SQL to SQLAlchemy Models

Paste CREATE TABLE SQL and get SQLAlchemy Python model classes instantly. Choose between SQLAlchemy 2.0\'s Mapped + mapped_column style (the modern default) or the classic Column approach. The converter maps SQL types to the right SQLAlchemy column types, applies primary_key, nullable, unique, and wires ForeignKey() from SQL REFERENCES clauses.

How to use the SQL to SQLAlchemy Models

Paste one or more CREATE TABLE statements (separated by semicolons) into the input box. Select the SQLAlchemy style you want — 2.0 Mapped uses Mapped[int] type annotations and mapped_column(), which is the recommended style for all new projects using SQLAlchemy 2.x. Classic Column uses the id = Column(Integer, primary_key=True) form compatible with SQLAlchemy 1.x and older tutorials.

Click Generate Models. The output is a Python module with a Base class and one model class per table. Each column is mapped to the appropriate SQLAlchemy type: INTEGER/SERIALInteger, VARCHAR(n)/CHAR(n)String(n), TEXTText, BOOLEANBoolean, TIMESTAMP/DATETIMEDateTime, DECIMAL(p,s)Numeric(p,s), JSONB/JSONJSON, BYTEA/BLOBLargeBinary.

FOREIGN KEY table constraints are picked up and rendered as ForeignKey("table.col") in the column definition. Use the Example button to load a two-table schema and see the output before pasting your own SQL.

What is SQLAlchemy?

SQLAlchemy is the most widely-used Python SQL toolkit and ORM. Its two main layers — the Core (expression language) and the ORM — give you fine-grained control over SQL while optionally providing a high-level object-mapping layer. Version 2.0, released in 2023, introduced the Mapped generic type annotation system which makes model definitions fully typed and introspectable by type checkers and IDE tools. If you are starting a new project or upgrading from 1.x, the 2.0 Mapped style is the recommended path.

In the 2.0 style a model column is declared as a class attribute with a Mapped[T] annotation and a mapped_column() assignment. The type annotation drives nullability — Mapped[int] is NOT NULL, Mapped[Optional[int]] is nullable. In the classic style the annotation is dropped and you write Column(Integer, ...) directly, which is compatible back to SQLAlchemy 1.0. Both styles work with the same declarative_base() / DeclarativeBase mechanism.

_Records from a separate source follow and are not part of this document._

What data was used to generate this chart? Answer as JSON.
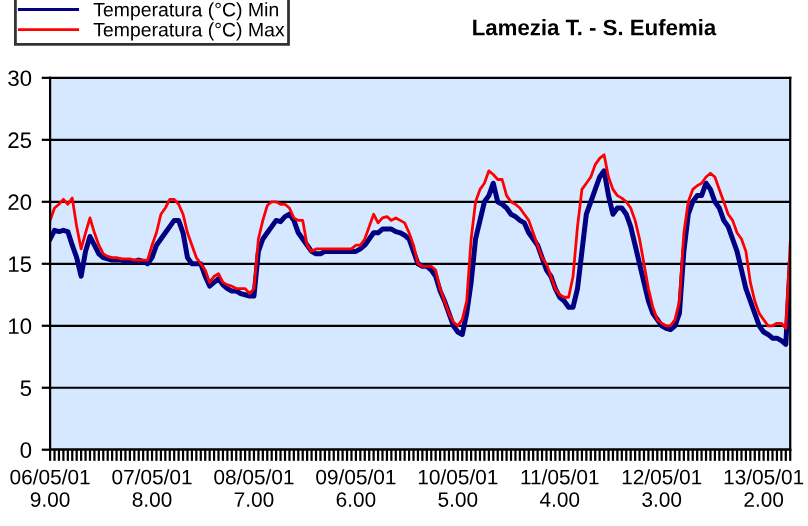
{
  "chart_data": {
    "type": "line",
    "title": "Lamezia T. - S. Eufemia",
    "categories": [
      "06/05/01\n9.00",
      null,
      null,
      null,
      null,
      null,
      null,
      null,
      null,
      null,
      null,
      null,
      null,
      null,
      null,
      null,
      null,
      null,
      null,
      null,
      null,
      null,
      null,
      "07/05/01\n8.00",
      null,
      null,
      null,
      null,
      null,
      null,
      null,
      null,
      null,
      null,
      null,
      null,
      null,
      null,
      null,
      null,
      null,
      null,
      null,
      null,
      null,
      null,
      "08/05/01\n7.00",
      null,
      null,
      null,
      null,
      null,
      null,
      null,
      null,
      null,
      null,
      null,
      null,
      null,
      null,
      null,
      null,
      null,
      null,
      null,
      null,
      null,
      null,
      "09/05/01\n6.00",
      null,
      null,
      null,
      null,
      null,
      null,
      null,
      null,
      null,
      null,
      null,
      null,
      null,
      null,
      null,
      null,
      null,
      null,
      null,
      null,
      null,
      null,
      "10/05/01\n5.00",
      null,
      null,
      null,
      null,
      null,
      null,
      null,
      null,
      null,
      null,
      null,
      null,
      null,
      null,
      null,
      null,
      null,
      null,
      null,
      null,
      null,
      null,
      "11/05/01\n4.00",
      null,
      null,
      null,
      null,
      null,
      null,
      null,
      null,
      null,
      null,
      null,
      null,
      null,
      null,
      null,
      null,
      null,
      null,
      null,
      null,
      null,
      null,
      "12/05/01\n3.00",
      null,
      null,
      null,
      null,
      null,
      null,
      null,
      null,
      null,
      null,
      null,
      null,
      null,
      null,
      null,
      null,
      null,
      null,
      null,
      null,
      null,
      null,
      "13/05/01\n2.00",
      null,
      null,
      null,
      null,
      null,
      null
    ],
    "series": [
      {
        "name": "Temperatura (°C) Min",
        "color": "#000080",
        "values": [
          17.0,
          17.7,
          17.6,
          17.7,
          17.6,
          16.5,
          15.5,
          14.0,
          16.0,
          17.2,
          16.5,
          15.8,
          15.5,
          15.4,
          15.3,
          15.3,
          15.3,
          15.2,
          15.2,
          15.2,
          15.3,
          15.2,
          15.0,
          15.5,
          16.5,
          17.0,
          17.5,
          18.0,
          18.5,
          18.5,
          17.5,
          15.5,
          15.0,
          15.0,
          15.0,
          14.0,
          13.2,
          13.5,
          13.8,
          13.3,
          13.0,
          12.8,
          12.8,
          12.6,
          12.5,
          12.4,
          12.4,
          16.0,
          17.0,
          17.5,
          18.0,
          18.5,
          18.4,
          18.8,
          19.0,
          18.5,
          17.5,
          17.0,
          16.5,
          16.0,
          15.8,
          15.8,
          16.0,
          16.0,
          16.0,
          16.0,
          16.0,
          16.0,
          16.0,
          16.0,
          16.2,
          16.5,
          17.0,
          17.5,
          17.5,
          17.8,
          17.8,
          17.8,
          17.6,
          17.5,
          17.3,
          17.0,
          16.0,
          15.0,
          14.8,
          14.8,
          14.5,
          14.0,
          12.8,
          12.0,
          11.0,
          10.0,
          9.5,
          9.3,
          11.0,
          13.5,
          17.0,
          18.5,
          20.0,
          20.5,
          21.5,
          20.0,
          19.8,
          19.5,
          19.0,
          18.8,
          18.5,
          18.3,
          17.5,
          17.0,
          16.5,
          15.5,
          14.5,
          14.0,
          13.0,
          12.3,
          12.0,
          11.5,
          11.5,
          13.0,
          16.0,
          19.0,
          20.0,
          21.0,
          22.0,
          22.5,
          20.5,
          19.0,
          19.5,
          19.5,
          19.0,
          18.0,
          16.5,
          15.0,
          13.5,
          12.0,
          11.0,
          10.5,
          10.0,
          9.8,
          9.7,
          10.0,
          11.0,
          16.0,
          19.0,
          20.0,
          20.5,
          20.5,
          21.5,
          21.0,
          20.0,
          19.5,
          18.5,
          18.0,
          17.0,
          16.0,
          14.5,
          13.0,
          12.0,
          11.0,
          10.0,
          9.5,
          9.3,
          9.0,
          9.0,
          8.8,
          8.5,
          15.0
        ]
      },
      {
        "name": "Temperatura (°C) Max",
        "color": "#ff0000",
        "values": [
          18.5,
          19.5,
          19.8,
          20.2,
          19.8,
          20.3,
          18.0,
          16.2,
          17.5,
          18.7,
          17.5,
          16.5,
          15.8,
          15.6,
          15.5,
          15.5,
          15.4,
          15.4,
          15.4,
          15.3,
          15.3,
          15.3,
          15.3,
          16.5,
          17.5,
          19.0,
          19.5,
          20.2,
          20.2,
          19.8,
          19.0,
          17.5,
          16.5,
          15.5,
          15.0,
          14.5,
          13.5,
          14.0,
          14.2,
          13.5,
          13.3,
          13.2,
          13.0,
          13.0,
          13.0,
          12.6,
          13.0,
          17.0,
          18.5,
          19.7,
          20.0,
          20.0,
          19.8,
          19.8,
          19.5,
          18.7,
          18.5,
          18.5,
          16.5,
          16.0,
          16.2,
          16.2,
          16.2,
          16.2,
          16.2,
          16.2,
          16.2,
          16.2,
          16.2,
          16.5,
          16.5,
          17.0,
          18.0,
          19.0,
          18.3,
          18.7,
          18.8,
          18.5,
          18.7,
          18.5,
          18.3,
          17.5,
          16.5,
          15.0,
          14.8,
          14.8,
          14.8,
          14.5,
          13.0,
          12.0,
          11.0,
          10.3,
          10.0,
          10.5,
          12.0,
          17.0,
          20.0,
          21.0,
          21.5,
          22.5,
          22.2,
          21.8,
          21.8,
          20.5,
          20.0,
          19.8,
          19.5,
          19.0,
          18.5,
          17.5,
          16.5,
          15.5,
          15.0,
          14.0,
          13.0,
          12.5,
          12.3,
          12.3,
          14.0,
          18.0,
          21.0,
          21.5,
          22.0,
          23.0,
          23.5,
          23.8,
          22.0,
          21.0,
          20.5,
          20.3,
          20.0,
          19.5,
          18.5,
          17.0,
          15.0,
          13.0,
          11.5,
          10.5,
          10.2,
          10.0,
          10.0,
          10.5,
          12.0,
          17.5,
          20.0,
          21.0,
          21.3,
          21.5,
          22.0,
          22.3,
          22.0,
          21.0,
          20.0,
          19.0,
          18.5,
          17.5,
          17.0,
          16.0,
          13.5,
          12.0,
          11.0,
          10.5,
          10.0,
          10.0,
          10.2,
          10.2,
          9.8,
          16.7
        ]
      }
    ],
    "ylim": [
      0,
      30
    ],
    "yticks": [
      0,
      5,
      10,
      15,
      20,
      25,
      30
    ],
    "grid": "y",
    "legend": "top left",
    "marker": "none",
    "line_style": "solid"
  }
}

This converter handles the most common column types and constraints but does not emit relationship back-references (relationship()), column-level check constraints, or database-specific types like ARRAY or TSVECTOR. Those need to be added manually after conversion.

Common use cases

  • Bootstrapping a new project — start from an existing SQL schema (from a DBA, a data warehouse, or a third-party tool) and get working Python model classes in seconds.
  • Database reverse-engineering — dump CREATE TABLE from a legacy database and generate the ORM layer without writing boilerplate by hand.
  • Learning SQLAlchemy — see how SQL column types and constraints map to SQLAlchemy constructs; compare the classic and 2.0 styles side-by-side.
  • Multi-ORM projects — use the SQL DDL as the canonical schema definition (possibly generated from a Prisma schema) and generate models for different ORMs.
  • Code generation pipelines — integrate the pattern into a CI step that keeps SQLAlchemy models in sync with the SQL schema checked into version control.

Frequently asked questions

Which SQLAlchemy version does the output target?

The "2.0 Mapped" style targets SQLAlchemy 2.0+. The "Classic Column" style is compatible with SQLAlchemy 1.x through 2.x (the classic style is still supported in 2.x for backwards compatibility).

Does it generate relationship() back-references?

No — relationship() requires knowing the back-reference name and cardinality, which cannot be reliably inferred from a FOREIGN KEY constraint alone. You will need to add those manually.

How does it handle composite primary keys?

Table-level PRIMARY KEY (col1, col2) constraints are parsed and primary_key=True is applied to each named column, producing a composite PK in SQLAlchemy.

What about AUTO_INCREMENT / SERIAL?

SERIAL, BIGSERIAL, and AUTO_INCREMENT are detected and the column gets Integer (or BigInteger) with primary_key=True. SQLAlchemy's server-side default handles the auto-increment automatically when primary_key=True is set on an Integer column.

Does it support MySQL and SQL Server syntax?

Yes. The parser handles backtick-quoted identifiers (MySQL), double-quoted identifiers (Postgres / SQL Server), and common type aliases like TINYINT(1) (mapped to SmallInteger) and NVARCHAR (mapped to String).